发布日期:2023-01-04 作者: 编辑:何洁 来源:兰州理论物理中心

报告人:Emanuele Berti教授(马里兰约翰霍普金斯大学)

题目:Black hole spectroscopy: a status report

时间:2023年1月10日(周二)早上10点

ZoomID:886 0315 5801

邀请人:魏少文(Shao-Wen Wei)

报告摘要:

According to general relativity, the remnant of a binary black hole merger should be a perturbed Kerr black hole. Perturbed Kerr black holes emit "ringdown" radiation which is well described by a superposition of quasinormal modes, with frequencies and damping times that depend only on the mass and spin of the remnant. The observation of gravitational radiation emitted by black hole mergers might finally provide direct evidence of black holes with the same certainty as, say, the 21 cm line identifies interstellar hydrogen. I will review the current status of this "black hole spectroscopy" program. I will focus on two important open issues: (1) Is the waveform well described by linear black hole perturbation theory? (2) What is the current observational status of black hole spectroscopy?

报告人简介: 12916

Emanuele Berti is a professor at Johns Hopkins University, Maryland.

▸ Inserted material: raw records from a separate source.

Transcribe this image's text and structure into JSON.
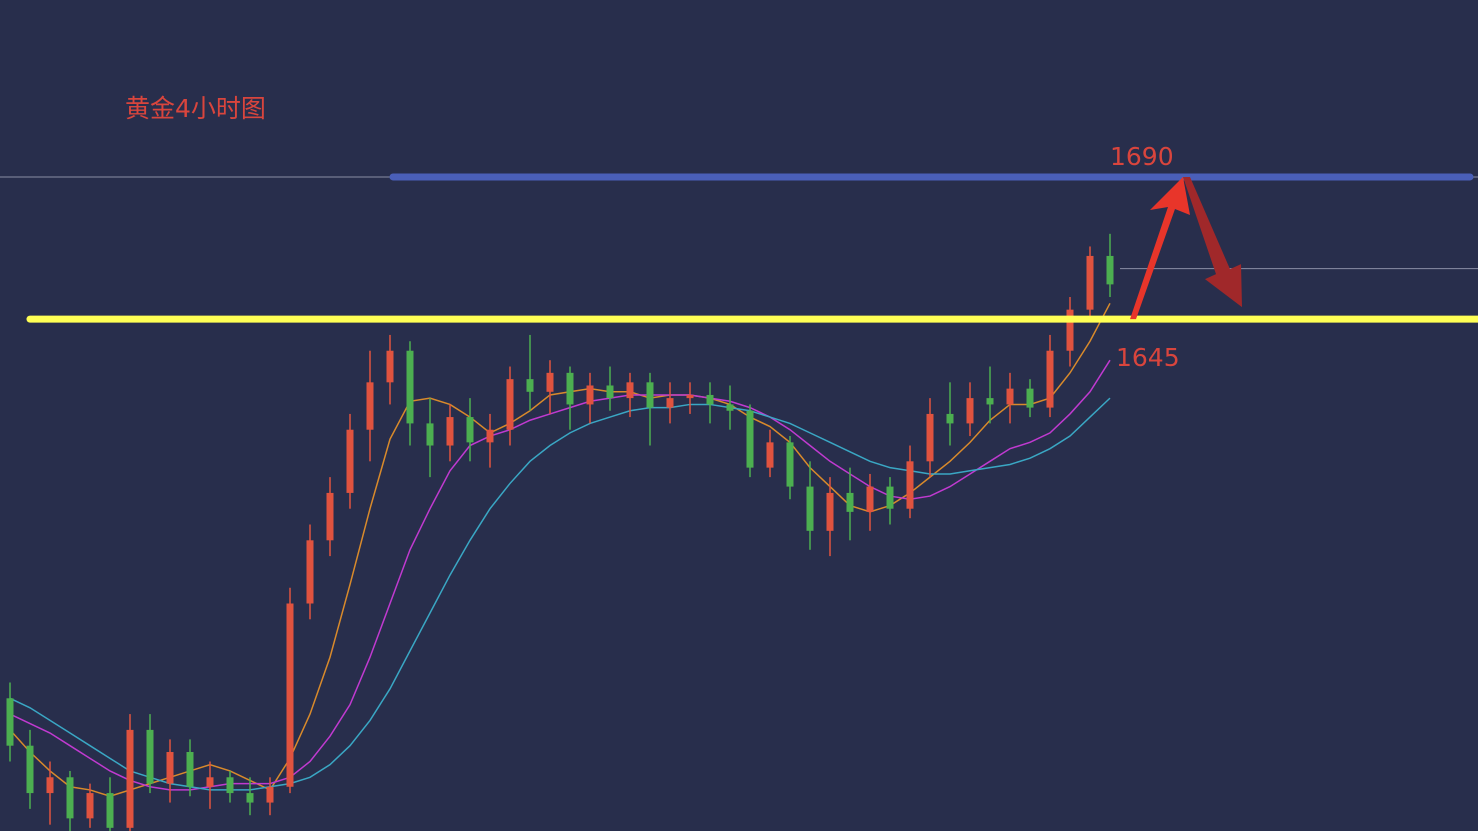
{
  "chart_data": {
    "type": "candlestick",
    "title": "黄金4小时图",
    "ohlc": [
      [
        1525,
        1530,
        1505,
        1510
      ],
      [
        1510,
        1515,
        1490,
        1495
      ],
      [
        1495,
        1505,
        1485,
        1500
      ],
      [
        1500,
        1502,
        1483,
        1487
      ],
      [
        1487,
        1498,
        1484,
        1495
      ],
      [
        1495,
        1500,
        1480,
        1484
      ],
      [
        1484,
        1520,
        1482,
        1515
      ],
      [
        1515,
        1520,
        1495,
        1498
      ],
      [
        1498,
        1512,
        1492,
        1508
      ],
      [
        1508,
        1512,
        1494,
        1497
      ],
      [
        1497,
        1505,
        1490,
        1500
      ],
      [
        1500,
        1502,
        1492,
        1495
      ],
      [
        1495,
        1500,
        1488,
        1492
      ],
      [
        1492,
        1500,
        1488,
        1497
      ],
      [
        1497,
        1560,
        1495,
        1555
      ],
      [
        1555,
        1580,
        1550,
        1575
      ],
      [
        1575,
        1595,
        1570,
        1590
      ],
      [
        1590,
        1615,
        1585,
        1610
      ],
      [
        1610,
        1635,
        1600,
        1625
      ],
      [
        1625,
        1640,
        1618,
        1635
      ],
      [
        1635,
        1638,
        1605,
        1612
      ],
      [
        1612,
        1620,
        1595,
        1605
      ],
      [
        1605,
        1618,
        1600,
        1614
      ],
      [
        1614,
        1620,
        1600,
        1606
      ],
      [
        1606,
        1615,
        1598,
        1610
      ],
      [
        1610,
        1630,
        1605,
        1626
      ],
      [
        1626,
        1640,
        1616,
        1622
      ],
      [
        1622,
        1632,
        1615,
        1628
      ],
      [
        1628,
        1630,
        1610,
        1618
      ],
      [
        1618,
        1628,
        1612,
        1624
      ],
      [
        1624,
        1630,
        1616,
        1620
      ],
      [
        1620,
        1628,
        1614,
        1625
      ],
      [
        1625,
        1628,
        1605,
        1617
      ],
      [
        1617,
        1625,
        1612,
        1620
      ],
      [
        1620,
        1625,
        1615,
        1621
      ],
      [
        1621,
        1625,
        1612,
        1618
      ],
      [
        1618,
        1624,
        1610,
        1616
      ],
      [
        1616,
        1618,
        1595,
        1598
      ],
      [
        1598,
        1610,
        1595,
        1606
      ],
      [
        1606,
        1608,
        1588,
        1592
      ],
      [
        1592,
        1600,
        1572,
        1578
      ],
      [
        1578,
        1595,
        1570,
        1590
      ],
      [
        1590,
        1598,
        1575,
        1584
      ],
      [
        1584,
        1596,
        1578,
        1592
      ],
      [
        1592,
        1595,
        1580,
        1585
      ],
      [
        1585,
        1605,
        1582,
        1600
      ],
      [
        1600,
        1620,
        1595,
        1615
      ],
      [
        1615,
        1625,
        1605,
        1612
      ],
      [
        1612,
        1625,
        1608,
        1620
      ],
      [
        1620,
        1630,
        1612,
        1618
      ],
      [
        1618,
        1628,
        1612,
        1623
      ],
      [
        1623,
        1626,
        1614,
        1617
      ],
      [
        1617,
        1640,
        1614,
        1635
      ],
      [
        1635,
        1652,
        1630,
        1648
      ],
      [
        1648,
        1668,
        1645,
        1665
      ],
      [
        1665,
        1672,
        1652,
        1656
      ]
    ],
    "up_color": "#e0533f",
    "down_color": "#4caf50",
    "series": [
      {
        "color": "#d98a2b",
        "values": [
          1515,
          1508,
          1502,
          1497,
          1496,
          1494,
          1496,
          1498,
          1500,
          1502,
          1504,
          1502,
          1499,
          1496,
          1506,
          1520,
          1538,
          1561,
          1585,
          1607,
          1619,
          1620,
          1618,
          1614,
          1609,
          1612,
          1616,
          1621,
          1622,
          1623,
          1622,
          1622,
          1620,
          1621,
          1621,
          1620,
          1618,
          1614,
          1611,
          1606,
          1598,
          1592,
          1586,
          1584,
          1586,
          1590,
          1595,
          1600,
          1606,
          1613,
          1618,
          1618,
          1620,
          1628,
          1638,
          1650
        ]
      },
      {
        "color": "#c03ad0",
        "values": [
          1520,
          1517,
          1514,
          1510,
          1506,
          1502,
          1499,
          1497,
          1496,
          1496,
          1497,
          1498,
          1498,
          1498,
          1500,
          1505,
          1513,
          1523,
          1538,
          1555,
          1572,
          1585,
          1597,
          1605,
          1608,
          1610,
          1613,
          1615,
          1617,
          1619,
          1620,
          1621,
          1621,
          1621,
          1621,
          1620,
          1619,
          1617,
          1614,
          1610,
          1605,
          1600,
          1596,
          1592,
          1589,
          1588,
          1589,
          1592,
          1596,
          1600,
          1604,
          1606,
          1609,
          1615,
          1622,
          1632
        ]
      },
      {
        "color": "#3aa7c4",
        "values": [
          1525,
          1522,
          1518,
          1514,
          1510,
          1506,
          1502,
          1500,
          1498,
          1497,
          1496,
          1496,
          1496,
          1497,
          1498,
          1500,
          1504,
          1510,
          1518,
          1528,
          1540,
          1552,
          1564,
          1575,
          1585,
          1593,
          1600,
          1605,
          1609,
          1612,
          1614,
          1616,
          1617,
          1617,
          1618,
          1618,
          1617,
          1616,
          1614,
          1612,
          1609,
          1606,
          1603,
          1600,
          1598,
          1597,
          1596,
          1596,
          1597,
          1598,
          1599,
          1601,
          1604,
          1608,
          1614,
          1620
        ]
      }
    ],
    "levels": [
      {
        "value": 1690,
        "color": "#4a5fb8"
      },
      {
        "value": 1645,
        "color": "#ffff55"
      }
    ],
    "price_line": 1661,
    "ylim": [
      1483,
      1746
    ]
  }
}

He is a theorist whose research interests include black holes, neutron stars, gravitational-wave astronomy, and astrophysical tests of general relativity. Berti obtained his Ph.D. at the Sapienza University of Rome in 2002 with a thesis supervised by Valeria Ferrari. He was a postdoctoral fellow at the Aristotle University of Thessaloniki in Greece, the Institute of Astrophysics in Paris, Washington University in St. Louis, Missouri, and NASA’s Jet Propulsion Laboratory in California. In 2009 he joined the faculty at the University of Mississippi. He moved to Baltimore in 2018. Berti is a Fellow and current President of the International Society on General Relativity and Gravitation. He is also a Fellow of the American Physical Society (APS), a former Chair of its Division of Gravitational Physics, a Divisional Associate Editor in Gravitational Physics for Physical Review Letters, and the recipient of the 2023 APS Richard A. Isaacson Award in Gravitational-Wave Science. He serves the gravitational-wave community as a member of the LISA Science Group, of NASA's U.S. LISA Study Team, and of the Cosmic Explorer Scientific Advisory Committee. He has coauthored over 200 refereed papers.